Over the past decade, the Washington, D.C. region has been a breeding ground for some of National Basketball Association’s top talent.
Two of those players, Ty Lawson and Victor Oladipo, decided to give back to the region by sponsoring the inaugural Ty Lawson and Victor Oladipo All-American Camp last week at DeMatha Catholic High School.
Sixty of North America’s top high school players, including eight from Prince George’s County, were selected to take part in the camp, which included drills, workouts and games with direction from some of the area’s top instructors, including Lawson.
Lawson, a Clinton native, attended Bishop McNamara in 2003 before transferring to and graduating in 2005 from Virginia’s Oak Hill Academy. He was drafted by the NBA’s Minnesota Timberwolves and traded to his current team, the Denver Nuggets, in 2009.
He said that when he was in high school, there weren’t a whole lot of camps such as this one for youth to display their skills in front of college coaches.
From the day the camp opened on July 9 to Friday when it ended, more than 100 coaches from major collegiate athletic programs lined the perimeter of DeMatha’s Morgan and Kathy Wootten Gymnasium to get a glimpse of some of the region’s top prospective basketball talent.
But that was only part of the reason why Lawson wanted to be apart of the camp.
“This is where I came from. I was born and bred here,” Lawson said. “So, just coming back and seeing kids from here doing well makes me feel good.”
The eight Prince George’s participants were Potomac’s Randall Brodie, Largo’s Abdulai Bundu, DeMatha’s DJ Harvey, National Christian’s Christian Matthews, Riverdale Baptist’s Taron Oliver and Kenny Wormley and Paul VI’s Franklin Howard (Suitland resident) and Corey Manigault (Upper Marlboro).
“They’re pretty talented,” Lawson said about the players in attendance. “I was just saying that, I think they’re better than us when we [were] in high school. Everybody’s a little more athletic than I think we were. It’s a pretty good crop.”
The players were selected by a panel of writers and scouts who traveled for the specific purpose of finding the top players for an invitation to the camp, according to camp manager Keith Stevens. The players didn’t have to pay for anything besides their travel expenses to and from Maryland.

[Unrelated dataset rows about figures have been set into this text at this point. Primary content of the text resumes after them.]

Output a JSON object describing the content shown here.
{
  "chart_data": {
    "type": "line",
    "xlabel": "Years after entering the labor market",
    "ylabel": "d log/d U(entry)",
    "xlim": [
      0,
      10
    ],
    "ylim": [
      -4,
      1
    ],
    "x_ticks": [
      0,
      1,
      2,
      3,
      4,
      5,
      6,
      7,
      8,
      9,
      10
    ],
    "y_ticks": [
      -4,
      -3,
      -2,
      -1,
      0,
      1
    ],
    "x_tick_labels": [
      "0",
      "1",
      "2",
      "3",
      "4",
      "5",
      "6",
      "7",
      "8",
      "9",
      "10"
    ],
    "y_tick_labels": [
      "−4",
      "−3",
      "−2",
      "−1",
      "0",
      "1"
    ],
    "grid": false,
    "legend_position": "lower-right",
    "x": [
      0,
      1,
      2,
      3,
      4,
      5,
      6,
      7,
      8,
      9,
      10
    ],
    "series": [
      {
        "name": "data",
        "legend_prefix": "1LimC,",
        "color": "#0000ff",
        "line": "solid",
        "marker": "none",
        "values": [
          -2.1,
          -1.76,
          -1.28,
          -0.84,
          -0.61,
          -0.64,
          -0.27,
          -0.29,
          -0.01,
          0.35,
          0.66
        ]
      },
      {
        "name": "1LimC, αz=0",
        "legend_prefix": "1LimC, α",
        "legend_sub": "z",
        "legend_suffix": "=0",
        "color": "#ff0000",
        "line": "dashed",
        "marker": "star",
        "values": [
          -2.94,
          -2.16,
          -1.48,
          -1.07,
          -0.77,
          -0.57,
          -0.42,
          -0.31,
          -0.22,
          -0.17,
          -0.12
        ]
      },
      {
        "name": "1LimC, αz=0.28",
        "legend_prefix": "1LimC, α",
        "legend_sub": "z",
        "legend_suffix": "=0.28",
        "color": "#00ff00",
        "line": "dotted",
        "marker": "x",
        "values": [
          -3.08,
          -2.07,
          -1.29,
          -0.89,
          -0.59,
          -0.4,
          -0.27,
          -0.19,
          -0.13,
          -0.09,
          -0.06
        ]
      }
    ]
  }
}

Stevens, who also heads Team Takeover, one of the top Amateur Athletic Union teams in the country, said that the camp lived up to his expectations.

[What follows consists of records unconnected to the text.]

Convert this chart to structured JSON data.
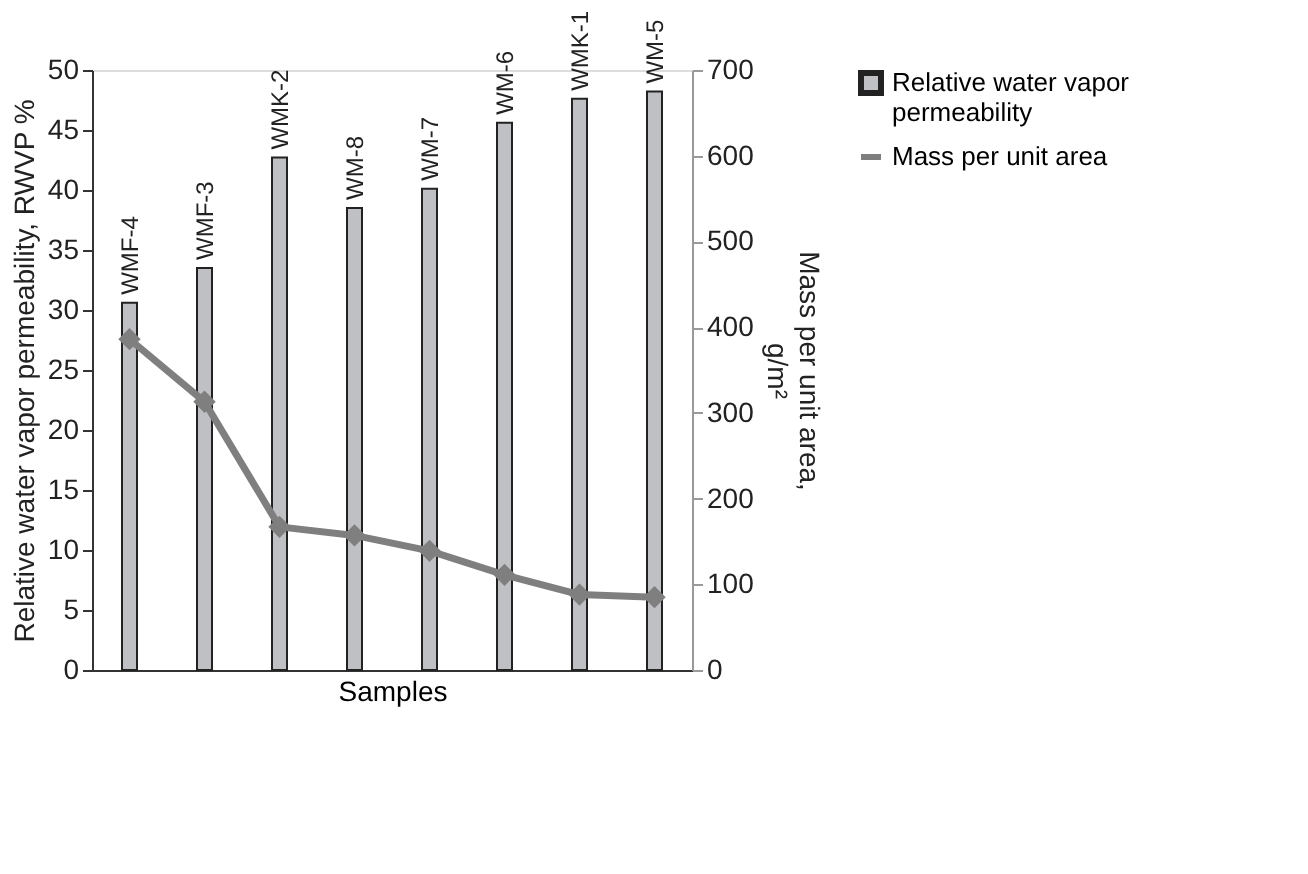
{
  "chart_data": {
    "type": "bar",
    "xlabel": "Samples",
    "ylabel": "Relative water vapor permeability, RWVP %",
    "y2label": "Mass per unit area, g/m²",
    "categories": [
      "WMF-4",
      "WMF-3",
      "WMK-2",
      "WM-8",
      "WM-7",
      "WM-6",
      "WMK-1",
      "WM-5"
    ],
    "series": [
      {
        "name": "Relative water vapor permeability",
        "color": "#bfc0c4",
        "values": [
          30.6,
          33.5,
          42.7,
          38.5,
          40.1,
          45.6,
          47.6,
          48.2
        ]
      },
      {
        "name": "Mass per unit area",
        "type": "line",
        "axis": "y2",
        "color": "#7f7f7f",
        "marker": "diamond",
        "values": [
          386,
          313,
          167,
          157,
          139,
          111,
          88,
          85
        ]
      }
    ],
    "ylim": [
      0,
      50
    ],
    "yticks": [
      0,
      5,
      10,
      15,
      20,
      25,
      30,
      35,
      40,
      45,
      50
    ],
    "y2lim": [
      0,
      700
    ],
    "y2ticks": [
      0,
      100,
      200,
      300,
      400,
      500,
      600,
      700
    ],
    "grid": false,
    "legend": "top right"
  }
}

“The biggest thing was garnering the kids exposure,” Stevens said. “We have so many kids — you know you get the LeBron [James] camps, the Reebok camps, which are prestigious camps, but it’s not enough for everybody. And you could probably never get enough for everybody, but I thought this was another platform where we could give them the opportunity to get exposure in a intimate setting with proper coaching. And have guys come and watch.”

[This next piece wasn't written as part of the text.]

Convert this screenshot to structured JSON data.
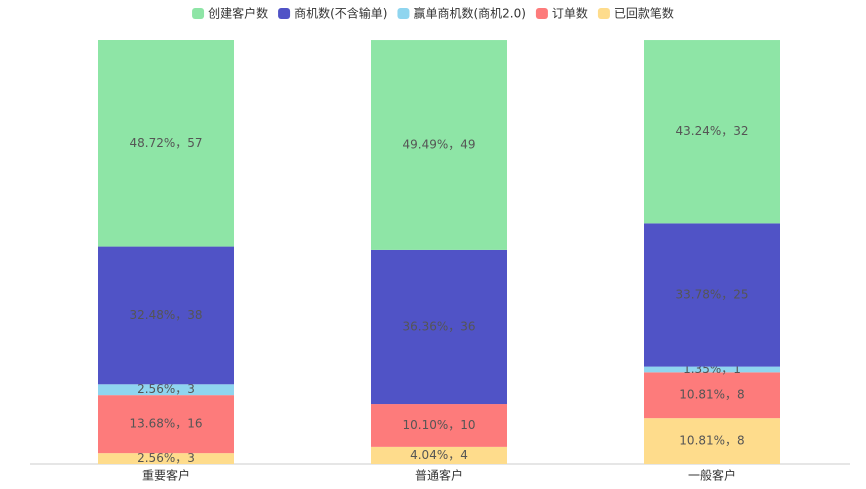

He said that Lawson and Oladipo were all-in once he approached them with the idea for the camp.
Brodie, a rising junior, said that it helps to see guys from the same part of the world be successful but still come back.
“It shows that the DMV is very talented in basketball,” Brodie said. “Not just on the West Coast or East Coast.”
Harvey, one of the youngest players at the camp, appreciated every moment he had to learn from everyone.
“It was great — playing against older kids,” Harvey said. “Great mentors led by example — told me what I did wrong, told me what I did right, told me what I can work on, told me always keep my head up.”
The rising senior, Oliver, felt like he showed the coaches in attendance some versatility.
“I feel like I showed them a different side of my game that I’m pretty sure they haven’t seen,” Oliver said.
The one common theme among the player reactions was that they all had a good time.
Stevens said that he expects there to be a second camp next year.